Stratégies de fertilisation et rempotage
Une fertilisation régulière du lantana permet de profiter d’une splendide floraison haute en couleur. Un engrais liquide contenant une part de phosphore convient bien, car ce nutriment est décisif pour la mise à fleurs. Tandis qu’une fertilisation par mois suffit au début de la phase de croissance, le lantana a besoin d’engrais toutes les deux semaines dès qu’il commence à fleurir. Lorsque l’automne s’installe progressivement, cessez les apports d’engrais afin que le lantana puisse se préparer à la dormance hivernale.
Concernant le rempotage, lorsque le lantana est devenu trop grand pour son bac, ses racines poussent alors hors des trous de drainage. Choisissez alors pour le rempotage un pot d’une taille juste au-dessus de l’ancien. Si vous choisissez un pot trop grand, la croissance racinaire sera tellement stimulée par la place disponible que la plante aura moins de force pour former feuilles et fleurs. Le meilleur moment pour le rempotage est en mars, après l’hivernage.
Hivernage et prévention globale
Le lantana n’est pas rustique.
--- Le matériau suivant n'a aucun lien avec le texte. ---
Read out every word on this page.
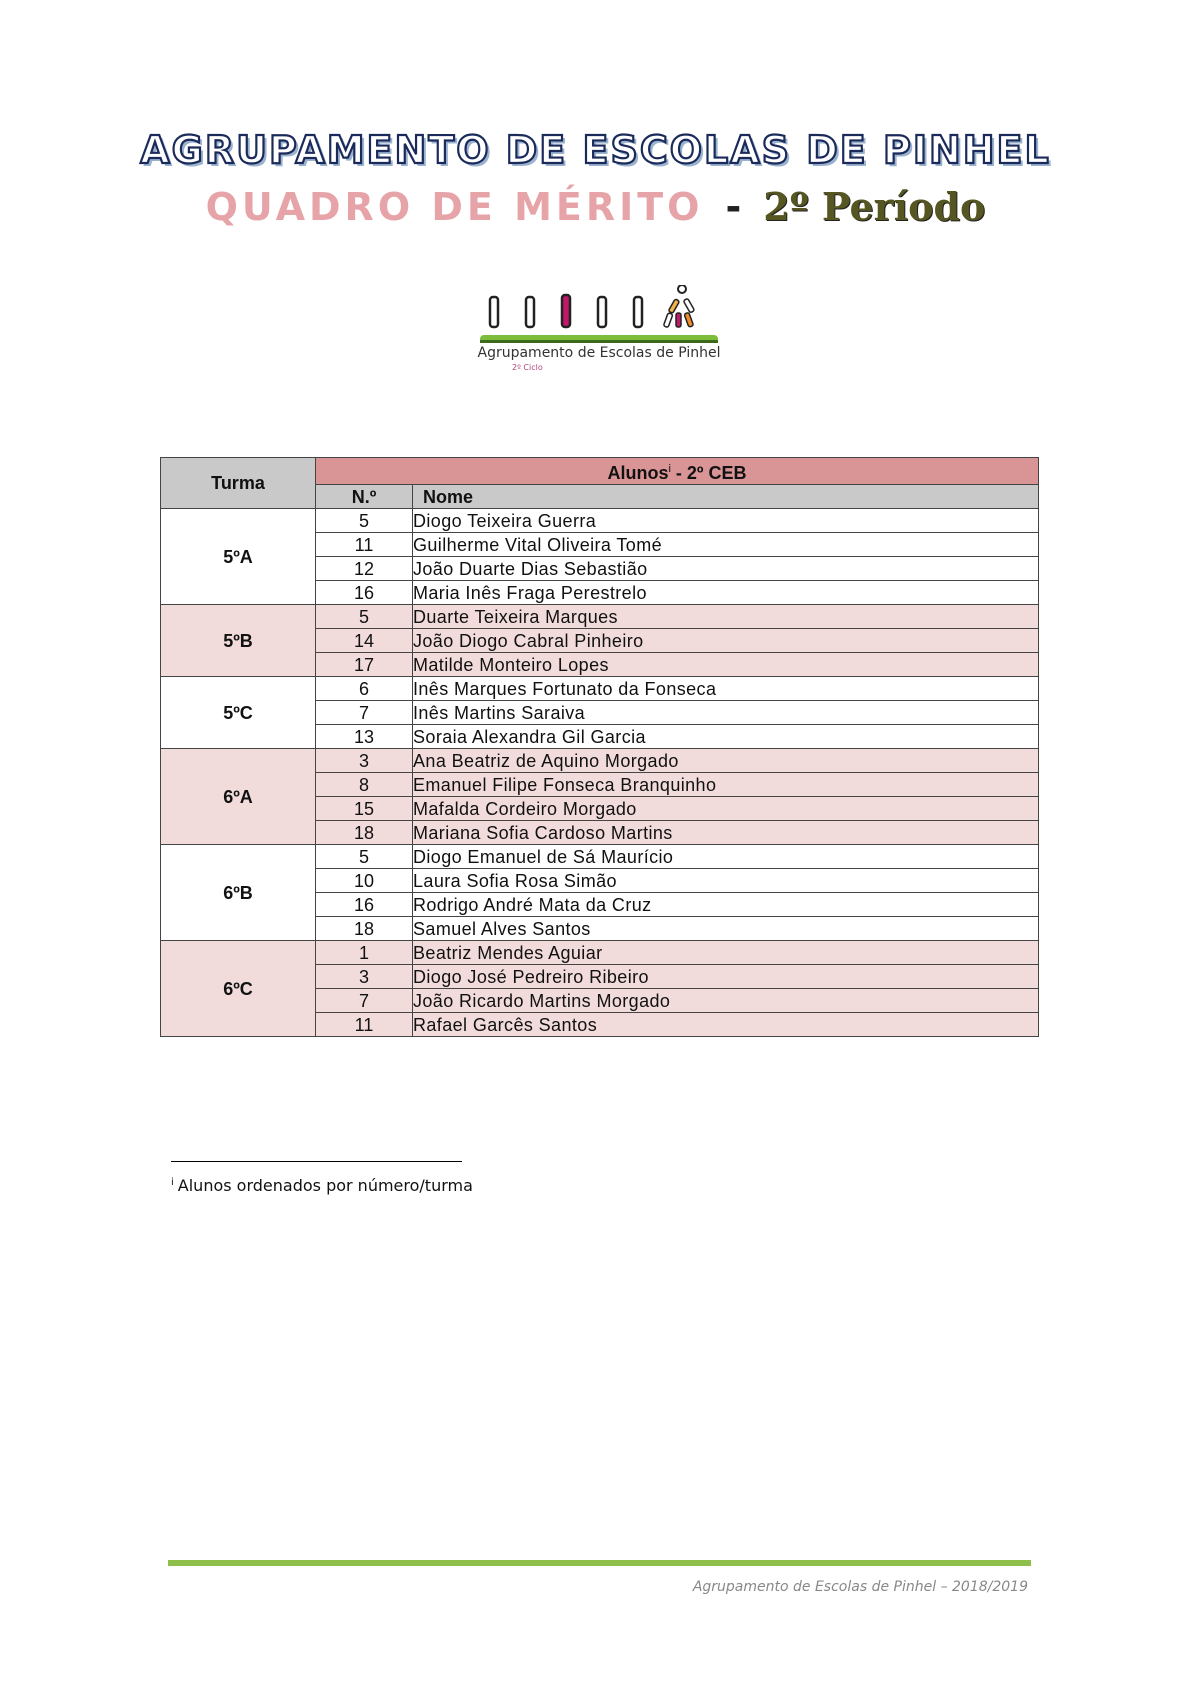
AGRUPAMENTO DE ESCOLAS DE PINHEL
QUADRO DE MÉRITO - 2º Período
Agrupamento de Escolas de Pinhel
2º Ciclo
Turma	Alunos$^i$ - 2º CEB	
	N.º	Nome
5ºA	5	Diogo Teixeira Guerra
	11	Guilherme Vital Oliveira Tomé
	12	João Duarte Dias Sebastião
	16	Maria Inês Fraga Perestrelo
5ºB	5	Duarte Teixeira Marques
	14	João Diogo Cabral Pinheiro
	17	Matilde Monteiro Lopes
5ºC	6	Inês Marques Fortunato da Fonseca
	7	Inês Martins Saraiva
	13	Soraia Alexandra Gil Garcia
6ºA	3	Ana Beatriz de Aquino Morgado
	8	Emanuel Filipe Fonseca Branquinho
	15	Mafalda Cordeiro Morgado
	18	Mariana Sofia Cardoso Martins
6ºB	5	Diogo Emanuel de Sá Maurício
	10	Laura Sofia Rosa Simão
	16	Rodrigo André Mata da Cruz
	18	Samuel Alves Santos
6ºC	1	Beatriz Mendes Aguiar
	3	Diogo José Pedreiro Ribeiro
	7	João Ricardo Martins Morgado
	11	Rafael Garcês Santos
$^i$ Alunos ordenados por número/turma
Agrupamento de Escolas de Pinhel – 2018/2019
C’est pourquoi il faut le rentrer à l’abri du gel durant la saison froide. Une température d’environ dix degrés suffit. Pendant l’hivernage, le lantana ralentit son métabolisme, ce qui signifie qu’il n’a pas besoin de nutriments supplémentaires et demande moins d’humidité. De ce fait, arrosez juste assez pour que le terreau ne se dessèche pas totalement.
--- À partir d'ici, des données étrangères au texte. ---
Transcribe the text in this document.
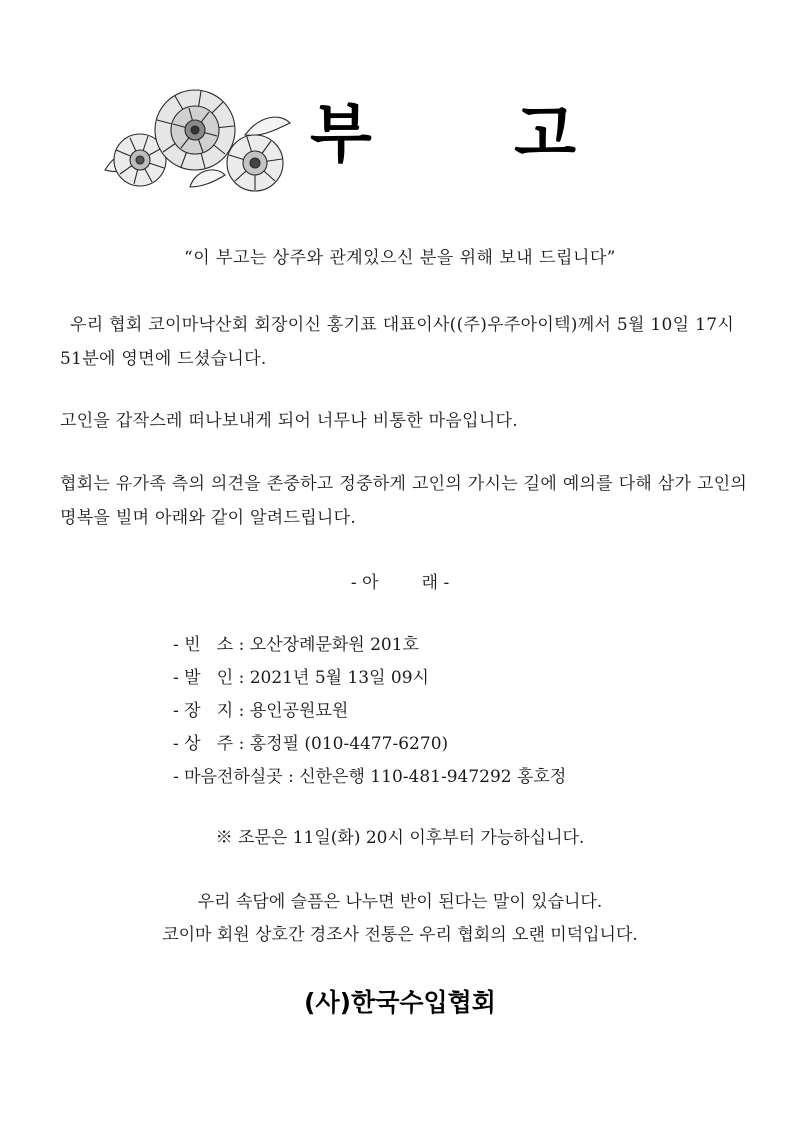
부 고
“이 부고는 상주와 관계있으신 분을 위해 보내 드립니다”
우리 협회 코이마낙산회 회장이신 홍기표 대표이사((주)우주아이텍)께서 5월 10일 17시 51분에 영면에 드셨습니다.
고인을 갑작스레 떠나보내게 되어 너무나 비통한 마음입니다.
협회는 유가족 측의 의견을 존중하고 정중하게 고인의 가시는 길에 예의를 다해 삼가 고인의 명복을 빌며 아래와 같이 알려드립니다.
- 아        래 -
- 빈   소 : 오산장례문화원 201호
- 발   인 : 2021년 5월 13일 09시
- 장   지 : 용인공원묘원
- 상   주 : 홍정필 (010-4477-6270)
- 마음전하실곳 : 신한은행 110-481-947292 홍호정
※ 조문은 11일(화) 20시 이후부터 가능하십니다.
우리 속담에 슬픔은 나누면 반이 된다는 말이 있습니다.
코이마 회원 상호간 경조사 전통은 우리 협회의 오랜 미덕입니다.
(사)한국수입협회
La meilleure défense contre les maladies et les ravageurs est de cultiver un lantana fort, sain et résilient. Tout commence par le choix de l’emplacement : un site en plein soleil, chaud et bien aéré est la première condition pour éviter de nombreux problèmes. La qualité du sol et le drainage sont tout aussi fondamentaux. Enfin, une bonne hygiène au jardin est essentielle. Retirez et détruisez régulièrement les feuilles mortes ou malades tombées au sol, ainsi que les fleurs fanées. Nettoyez et désinfectez vos outils de taille entre chaque plante pour ne pas propager d’éventuelles maladies. En créant un environnement où la plante se sent bien, on renforce ses défenses naturelles et on la rend beaucoup moins attractive pour les pathogènes et les parasites.